Bored? We know you are. Nothing’s happening, and making something happen is all of a sudden frowned upon. Even God’s own chosen bankers can’t find a trade to occupy their time and populate their wallets. The dog days of summer came early, and look to stretch on for some time.
This has left your average banker at your average trading desk looking for some kind of action—any kind of action. Can the British vote to leave the EU again? No? Can someone else? Can we re-elect Donald Trump three-and-a-half years early? No? How about getting him elected German chancellor and general secretary of the Chinese Communist Party in addition to his presidential duties? How bad would a North Korean nuclear strike on the U.S. really be compared to its ability to inject a little volatility into this joint?
Which the exception of the latter, these are pipe dreams. But more to the point, unnecessary: You don’t need Kim Jong-Un to level Anchorage and San Francisco to get the markets moving. You just need to go on a little ski vacation.
In the past two weeks, the euro has leapt more than 4% against the Swiss franc—a decisive break out of the range that has held for two years….

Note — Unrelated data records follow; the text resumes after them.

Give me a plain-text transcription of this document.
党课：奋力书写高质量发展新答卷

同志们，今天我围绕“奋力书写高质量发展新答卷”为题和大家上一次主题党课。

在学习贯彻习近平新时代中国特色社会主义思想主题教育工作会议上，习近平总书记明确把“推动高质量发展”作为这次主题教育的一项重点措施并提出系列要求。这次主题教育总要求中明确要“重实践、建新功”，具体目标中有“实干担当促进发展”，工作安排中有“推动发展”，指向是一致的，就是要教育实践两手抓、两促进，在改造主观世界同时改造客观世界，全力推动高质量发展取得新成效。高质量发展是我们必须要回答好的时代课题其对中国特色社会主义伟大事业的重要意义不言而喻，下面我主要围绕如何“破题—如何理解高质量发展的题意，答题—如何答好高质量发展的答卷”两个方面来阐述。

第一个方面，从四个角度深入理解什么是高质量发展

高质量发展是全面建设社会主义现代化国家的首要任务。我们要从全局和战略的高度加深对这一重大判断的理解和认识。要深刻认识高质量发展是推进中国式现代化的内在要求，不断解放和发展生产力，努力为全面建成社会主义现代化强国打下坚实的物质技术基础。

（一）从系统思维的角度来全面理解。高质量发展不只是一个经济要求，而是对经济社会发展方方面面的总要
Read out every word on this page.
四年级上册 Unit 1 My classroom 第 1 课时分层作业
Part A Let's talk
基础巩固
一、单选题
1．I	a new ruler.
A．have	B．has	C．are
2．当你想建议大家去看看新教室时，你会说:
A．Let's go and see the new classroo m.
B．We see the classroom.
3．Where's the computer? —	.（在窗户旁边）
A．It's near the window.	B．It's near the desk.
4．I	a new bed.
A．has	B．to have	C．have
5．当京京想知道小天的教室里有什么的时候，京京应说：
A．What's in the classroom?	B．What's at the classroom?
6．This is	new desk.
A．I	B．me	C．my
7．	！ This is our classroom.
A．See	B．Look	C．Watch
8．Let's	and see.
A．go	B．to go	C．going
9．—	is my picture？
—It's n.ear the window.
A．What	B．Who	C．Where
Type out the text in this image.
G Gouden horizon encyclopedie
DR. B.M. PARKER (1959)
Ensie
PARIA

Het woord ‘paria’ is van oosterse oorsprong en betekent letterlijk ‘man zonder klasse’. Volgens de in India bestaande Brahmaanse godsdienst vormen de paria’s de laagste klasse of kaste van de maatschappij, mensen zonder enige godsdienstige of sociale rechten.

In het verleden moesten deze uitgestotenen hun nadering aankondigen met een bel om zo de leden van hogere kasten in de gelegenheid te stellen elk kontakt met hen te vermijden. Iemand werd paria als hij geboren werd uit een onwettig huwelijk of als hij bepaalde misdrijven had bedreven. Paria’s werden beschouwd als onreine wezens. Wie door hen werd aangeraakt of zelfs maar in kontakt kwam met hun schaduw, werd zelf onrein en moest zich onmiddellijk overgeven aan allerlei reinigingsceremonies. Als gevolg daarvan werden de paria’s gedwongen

The move will certainly be welcome to the SNB, as it may buoy Swiss inflation and growth. But it also reflects the shift in sentiment both around the eurozone and the global outlook—which makes it more significant than just being a foreign-exchange trade. Growth in the eurozone has stepped up a gear, reaching an annualized pace of 2.3% in the second quarter, and political risks have faded. Meanwhile global growth has been more synchronized. The need to cling to a haven like the Swiss franc has faded.